Being long the US market vs. the rest of the world is one thing. The US stock market is somewhat protected by King Dollar. But being also long India vs. the rest of the world requires conviction & courage. Because a further or final fall in the Rupee can hurt the Indian stock market as it did this week.
Unfortunately, CNBC’s Wapner did not seem focused or even seriously interested in what Citrone was saying. He didn’t ask any real questions. Instead, Wapner merely used Citrone as a filler for the time remaining after David Tepper had left. Furthermore, Wapner did not even care to put Citrone’s interview in a videoclip on CNBC website. We don’t really understand why. Wonder if Scott Wapner cares to elaborate?
4. Treasury Rates & Corporate Credit
What began on NonFarm Payroll Friday September 7, continued this week with yields rising along the Treasury curve. One aspect actually accelerated this week – flattening of the yield curve. Partly because of lower inflation data & partly because of investor demand, the 30-year yield only rose by 2.7 bps while the 2-year yield rose up by 7.5 bps & the 5-year yield by 8.3 bps, thereby flattening the 30-5 curve by 6 bps on the week. The 10-2 year curve flattened to 21 bps. Those who are waiting to see an inversion takes place, should look at a cousin of Treasuries – TIPs:
- (((The Daily Shot))) @SoberLook – Chart: The TIPS curve (inflation-adjusted Treasury curve) has inverted –
So while the 10-5 year Treasury curve is still + ve at 9 bps, its TIPs equivalent has already inverted. So what will Chairman Powell do on September 26? A big decision we think. That is why it ranks foremost as an event risk for all markets.

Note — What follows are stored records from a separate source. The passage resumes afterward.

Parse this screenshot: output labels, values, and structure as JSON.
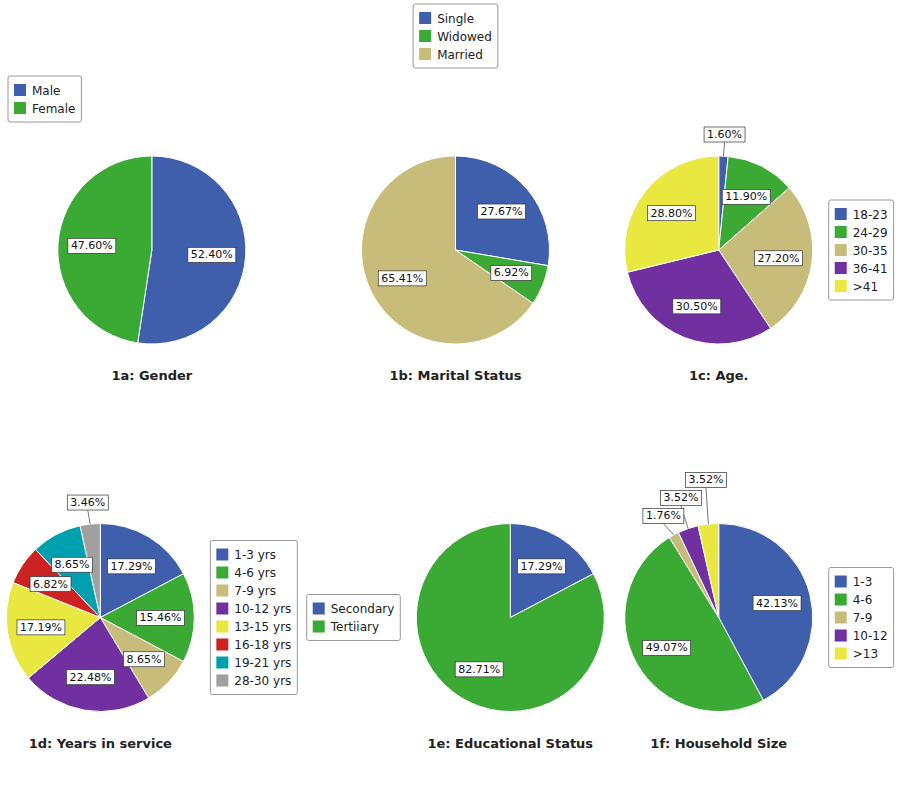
{
  "chart_data": [
    {
      "type": "pie",
      "title": "1a: Gender",
      "categories": [
        "Male",
        "Female"
      ],
      "values": [
        52.4,
        47.6
      ],
      "value_labels": [
        "52.40%",
        "47.60%"
      ],
      "colors": [
        "#3f5fad",
        "#3aaa35"
      ],
      "data_labels": true,
      "legend": "top-left"
    },
    {
      "type": "pie",
      "title": "1b: Marital Status",
      "categories": [
        "Single",
        "Widowed",
        "Married"
      ],
      "values": [
        27.67,
        6.92,
        65.41
      ],
      "value_labels": [
        "27.67%",
        "6.92%",
        "65.41%"
      ],
      "colors": [
        "#3f5fad",
        "#3aaa35",
        "#c8bc7a"
      ],
      "data_labels": true,
      "legend": "top"
    },
    {
      "type": "pie",
      "title": "1c: Age.",
      "categories": [
        "18-23",
        "24-29",
        "30-35",
        "36-41",
        ">41"
      ],
      "values": [
        1.6,
        11.9,
        27.2,
        30.5,
        28.8
      ],
      "value_labels": [
        "1.60%",
        "11.90%",
        "27.20%",
        "30.50%",
        "28.80%"
      ],
      "colors": [
        "#3f5fad",
        "#3aaa35",
        "#c8bc7a",
        "#7030a0",
        "#e8e840"
      ],
      "data_labels": true,
      "legend": "right"
    },
    {
      "type": "pie",
      "title": "1d: Years in service",
      "categories": [
        "1-3 yrs",
        "4-6 yrs",
        "7-9 yrs",
        "10-12 yrs",
        "13-15 yrs",
        "16-18 yrs",
        "19-21 yrs",
        "28-30 yrs"
      ],
      "values": [
        17.29,
        15.46,
        8.65,
        22.48,
        17.19,
        6.82,
        8.65,
        3.46
      ],
      "value_labels": [
        "17.29%",
        "15.46%",
        "8.65%",
        "22.48%",
        "17.19%",
        "6.82%",
        "8.65%",
        "3.46%"
      ],
      "colors": [
        "#3f5fad",
        "#3aaa35",
        "#c8bc7a",
        "#7030a0",
        "#e8e840",
        "#cc2222",
        "#00a0b0",
        "#a0a0a0"
      ],
      "data_labels": true,
      "legend": "right"
    },
    {
      "type": "pie",
      "title": "1e: Educational Status",
      "categories": [
        "Secondary",
        "Tertiiary"
      ],
      "values": [
        17.29,
        82.71
      ],
      "value_labels": [
        "17.29%",
        "82.71%"
      ],
      "colors": [
        "#3f5fad",
        "#3aaa35"
      ],
      "data_labels": true,
      "legend": "left"
    },
    {
      "type": "pie",
      "title": "1f: Household Size",
      "categories": [
        "1-3",
        "4-6",
        "7-9",
        "10-12",
        ">13"
      ],
      "values": [
        42.13,
        49.07,
        1.76,
        3.52,
        3.52
      ],
      "value_labels": [
        "42.13%",
        "49.07%",
        "1.76%",
        "3.52%",
        "3.52%"
      ],
      "colors": [
        "#3f5fad",
        "#3aaa35",
        "#c8bc7a",
        "#7030a0",
        "#e8e840"
      ],
      "data_labels": true,
      "legend": "right"
    }
  ]
}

Inversion in yield curves don’t spell happiness for corporate credit. In fact, they seem to signal the opposite. That is why liquidity is deemed so important. But how do you get liquidity when bonds don’t even trade. FT Alphaville quotes Anindya (what a name?) Basu from Citi:
- “we find that on average, only 18% of the entire corporate bond universe (by CUSIP) traded on any given day. For issues that traded 5 times or more on a given day, the percentage was in the single digits at about 8% … Furthermore, most of these CUSIPs trade in small size – more than 75% of the total volume traded during this period can be attributed to only 15% of the CUSIPs.”

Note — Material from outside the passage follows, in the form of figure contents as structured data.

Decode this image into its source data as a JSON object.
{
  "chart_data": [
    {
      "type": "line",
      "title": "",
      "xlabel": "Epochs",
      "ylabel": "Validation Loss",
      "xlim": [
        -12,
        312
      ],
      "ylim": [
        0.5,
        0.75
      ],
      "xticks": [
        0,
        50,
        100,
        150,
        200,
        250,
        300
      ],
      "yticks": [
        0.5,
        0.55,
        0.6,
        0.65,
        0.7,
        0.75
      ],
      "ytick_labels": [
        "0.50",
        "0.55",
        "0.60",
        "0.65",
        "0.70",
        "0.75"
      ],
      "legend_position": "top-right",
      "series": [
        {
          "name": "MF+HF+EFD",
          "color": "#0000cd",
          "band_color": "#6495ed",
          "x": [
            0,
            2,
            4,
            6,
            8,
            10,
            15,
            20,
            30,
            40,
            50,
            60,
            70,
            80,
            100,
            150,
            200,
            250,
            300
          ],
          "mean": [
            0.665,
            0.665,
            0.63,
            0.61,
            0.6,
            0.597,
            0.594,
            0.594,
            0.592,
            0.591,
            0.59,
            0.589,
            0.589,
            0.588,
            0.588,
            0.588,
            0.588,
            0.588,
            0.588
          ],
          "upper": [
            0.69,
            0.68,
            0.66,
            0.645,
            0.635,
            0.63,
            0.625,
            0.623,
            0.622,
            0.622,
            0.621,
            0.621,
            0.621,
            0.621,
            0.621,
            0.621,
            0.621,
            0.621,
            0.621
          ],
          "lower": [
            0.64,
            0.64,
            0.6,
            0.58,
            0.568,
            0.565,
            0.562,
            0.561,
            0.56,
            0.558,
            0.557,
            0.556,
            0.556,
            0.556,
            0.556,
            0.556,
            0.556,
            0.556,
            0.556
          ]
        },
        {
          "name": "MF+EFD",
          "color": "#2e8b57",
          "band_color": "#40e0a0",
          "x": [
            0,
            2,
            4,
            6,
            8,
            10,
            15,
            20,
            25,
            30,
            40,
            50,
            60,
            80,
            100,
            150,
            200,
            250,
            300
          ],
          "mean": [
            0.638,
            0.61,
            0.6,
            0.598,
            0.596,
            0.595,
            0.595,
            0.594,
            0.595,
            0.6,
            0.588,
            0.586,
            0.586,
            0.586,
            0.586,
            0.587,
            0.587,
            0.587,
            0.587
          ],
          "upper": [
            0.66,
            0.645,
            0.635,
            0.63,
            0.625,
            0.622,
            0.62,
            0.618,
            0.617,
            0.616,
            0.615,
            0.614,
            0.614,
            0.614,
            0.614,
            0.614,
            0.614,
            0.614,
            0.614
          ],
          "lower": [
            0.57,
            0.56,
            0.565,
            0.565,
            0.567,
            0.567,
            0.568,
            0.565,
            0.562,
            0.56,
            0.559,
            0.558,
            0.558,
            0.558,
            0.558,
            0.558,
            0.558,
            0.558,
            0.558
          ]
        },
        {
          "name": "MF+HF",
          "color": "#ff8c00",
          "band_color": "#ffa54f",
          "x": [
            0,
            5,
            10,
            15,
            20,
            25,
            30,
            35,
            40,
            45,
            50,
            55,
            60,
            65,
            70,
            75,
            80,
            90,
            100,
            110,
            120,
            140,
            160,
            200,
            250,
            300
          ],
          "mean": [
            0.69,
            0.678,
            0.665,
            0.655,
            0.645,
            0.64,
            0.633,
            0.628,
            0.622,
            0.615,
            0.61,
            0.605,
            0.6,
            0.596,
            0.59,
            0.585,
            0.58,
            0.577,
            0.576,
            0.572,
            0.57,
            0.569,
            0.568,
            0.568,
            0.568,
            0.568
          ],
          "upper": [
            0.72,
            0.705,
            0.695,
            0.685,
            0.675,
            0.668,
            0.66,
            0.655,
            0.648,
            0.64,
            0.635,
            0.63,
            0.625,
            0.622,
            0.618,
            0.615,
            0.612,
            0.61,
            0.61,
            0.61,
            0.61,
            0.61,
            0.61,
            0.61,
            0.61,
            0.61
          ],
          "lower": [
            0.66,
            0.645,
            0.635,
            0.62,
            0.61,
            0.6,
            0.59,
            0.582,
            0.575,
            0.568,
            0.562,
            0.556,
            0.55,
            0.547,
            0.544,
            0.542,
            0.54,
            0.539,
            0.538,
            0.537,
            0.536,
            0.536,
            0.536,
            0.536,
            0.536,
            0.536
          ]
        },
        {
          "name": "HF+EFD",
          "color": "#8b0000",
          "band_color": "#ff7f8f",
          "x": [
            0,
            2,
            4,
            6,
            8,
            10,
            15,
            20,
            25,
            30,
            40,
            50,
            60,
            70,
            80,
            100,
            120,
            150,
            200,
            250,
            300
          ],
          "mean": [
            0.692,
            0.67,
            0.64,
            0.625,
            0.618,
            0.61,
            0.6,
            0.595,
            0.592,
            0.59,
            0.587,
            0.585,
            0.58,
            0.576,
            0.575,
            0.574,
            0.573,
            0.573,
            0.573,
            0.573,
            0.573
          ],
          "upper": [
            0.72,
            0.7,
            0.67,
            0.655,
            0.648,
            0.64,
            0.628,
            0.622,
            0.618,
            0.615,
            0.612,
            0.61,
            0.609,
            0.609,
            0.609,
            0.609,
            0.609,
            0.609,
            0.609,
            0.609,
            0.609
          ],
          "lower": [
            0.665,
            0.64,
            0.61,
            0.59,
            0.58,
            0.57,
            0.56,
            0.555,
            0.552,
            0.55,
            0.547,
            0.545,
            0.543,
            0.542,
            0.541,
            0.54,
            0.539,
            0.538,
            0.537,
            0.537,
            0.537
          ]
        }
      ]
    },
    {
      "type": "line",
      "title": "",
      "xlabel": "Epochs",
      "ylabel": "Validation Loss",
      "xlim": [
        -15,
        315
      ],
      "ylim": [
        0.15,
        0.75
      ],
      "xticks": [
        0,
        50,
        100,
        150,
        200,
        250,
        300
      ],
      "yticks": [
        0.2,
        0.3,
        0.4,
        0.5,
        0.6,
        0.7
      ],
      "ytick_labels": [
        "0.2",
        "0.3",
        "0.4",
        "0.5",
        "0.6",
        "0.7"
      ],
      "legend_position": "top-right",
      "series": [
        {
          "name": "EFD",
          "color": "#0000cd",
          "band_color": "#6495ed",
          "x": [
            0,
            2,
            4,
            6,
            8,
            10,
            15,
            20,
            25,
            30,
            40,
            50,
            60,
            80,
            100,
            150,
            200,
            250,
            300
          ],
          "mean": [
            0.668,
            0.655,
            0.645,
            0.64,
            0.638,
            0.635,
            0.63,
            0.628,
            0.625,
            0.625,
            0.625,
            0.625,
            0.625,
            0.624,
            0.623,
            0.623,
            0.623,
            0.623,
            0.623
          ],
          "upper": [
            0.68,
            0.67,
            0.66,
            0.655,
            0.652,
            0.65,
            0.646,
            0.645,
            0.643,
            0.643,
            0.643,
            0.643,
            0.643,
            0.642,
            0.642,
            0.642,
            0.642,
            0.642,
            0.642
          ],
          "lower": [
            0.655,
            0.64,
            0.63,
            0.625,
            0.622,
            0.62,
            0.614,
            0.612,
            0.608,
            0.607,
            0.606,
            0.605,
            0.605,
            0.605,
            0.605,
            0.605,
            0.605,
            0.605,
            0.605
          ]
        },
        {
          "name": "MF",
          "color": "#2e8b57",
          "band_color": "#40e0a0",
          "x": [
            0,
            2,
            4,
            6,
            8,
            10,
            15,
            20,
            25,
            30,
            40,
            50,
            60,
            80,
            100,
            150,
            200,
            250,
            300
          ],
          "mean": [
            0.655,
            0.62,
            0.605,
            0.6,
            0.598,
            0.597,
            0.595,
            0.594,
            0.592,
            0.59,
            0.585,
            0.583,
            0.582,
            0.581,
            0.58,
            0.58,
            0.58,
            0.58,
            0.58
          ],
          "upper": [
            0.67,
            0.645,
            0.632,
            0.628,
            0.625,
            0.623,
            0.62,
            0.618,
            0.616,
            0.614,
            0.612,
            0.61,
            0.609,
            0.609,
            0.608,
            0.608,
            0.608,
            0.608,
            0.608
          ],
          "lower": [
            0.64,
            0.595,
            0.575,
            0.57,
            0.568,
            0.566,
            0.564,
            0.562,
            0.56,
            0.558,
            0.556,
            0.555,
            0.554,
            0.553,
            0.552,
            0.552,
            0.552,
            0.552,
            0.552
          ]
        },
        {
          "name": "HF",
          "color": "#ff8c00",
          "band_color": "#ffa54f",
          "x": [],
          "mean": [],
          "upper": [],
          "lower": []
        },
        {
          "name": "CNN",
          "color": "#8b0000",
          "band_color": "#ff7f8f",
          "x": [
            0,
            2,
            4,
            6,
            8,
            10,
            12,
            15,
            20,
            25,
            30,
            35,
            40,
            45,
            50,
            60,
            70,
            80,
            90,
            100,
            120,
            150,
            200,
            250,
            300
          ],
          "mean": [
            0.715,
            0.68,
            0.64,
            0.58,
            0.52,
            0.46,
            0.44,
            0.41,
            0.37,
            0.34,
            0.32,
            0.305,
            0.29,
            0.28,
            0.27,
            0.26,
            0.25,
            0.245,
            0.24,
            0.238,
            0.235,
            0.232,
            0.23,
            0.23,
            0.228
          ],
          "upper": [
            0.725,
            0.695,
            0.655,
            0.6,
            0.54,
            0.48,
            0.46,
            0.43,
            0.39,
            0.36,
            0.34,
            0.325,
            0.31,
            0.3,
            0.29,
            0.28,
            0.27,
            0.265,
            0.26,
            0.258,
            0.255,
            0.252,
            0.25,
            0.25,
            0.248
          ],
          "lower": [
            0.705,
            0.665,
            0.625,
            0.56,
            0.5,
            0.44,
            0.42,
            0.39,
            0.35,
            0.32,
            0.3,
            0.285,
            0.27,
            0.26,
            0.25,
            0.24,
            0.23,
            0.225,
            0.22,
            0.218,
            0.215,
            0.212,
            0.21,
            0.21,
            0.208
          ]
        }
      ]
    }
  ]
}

This raises the age old question from principal market makers – Sell? To Whom? That may be why the Citi piece suggests that:
- “investors wishing to prepare for a sustained sell-off in corporate credit act sooner rather than later”. Options include reducing core bond holdings, or using derivatives to reduce exposure to swings in credit markets. However, Basu does conclude with a warning: “sustained outflows remain a big risk, and no amount of hedging can compensate for that.”
Remember Basu’s name is A-Nindya or one who is NOT nindya or insultable/defamable. And an uninsultable analyst cannot really be dismissed, right?
To us, an accident that creates a sell off in corporate credit is the scariest event risk because that will immediately bring to mind contagion either of the 2007-2008 kind or the 1998 kind. We would not wish either even on our worst enemy, presuming we can find one.
Something like that or even something smaller can bring about what Jeff Gundlach warned this week:
- “If something happens that is a catalyst for starting to get a rally going in bond prices and a decline in the 10-year (Treasury) yield, you could just imagine what kind of a stampede there would have to be to cover the shorts, … That might be the way you get to 2.25 percent, if it ever happens. Of course, that would be at the long end. My suspicion is that the short end would be higher at that point … we would get an inverted curve.”
Well, if the TIPS are already there, can nominal Treasuries be far behind? About 9 basis points right now.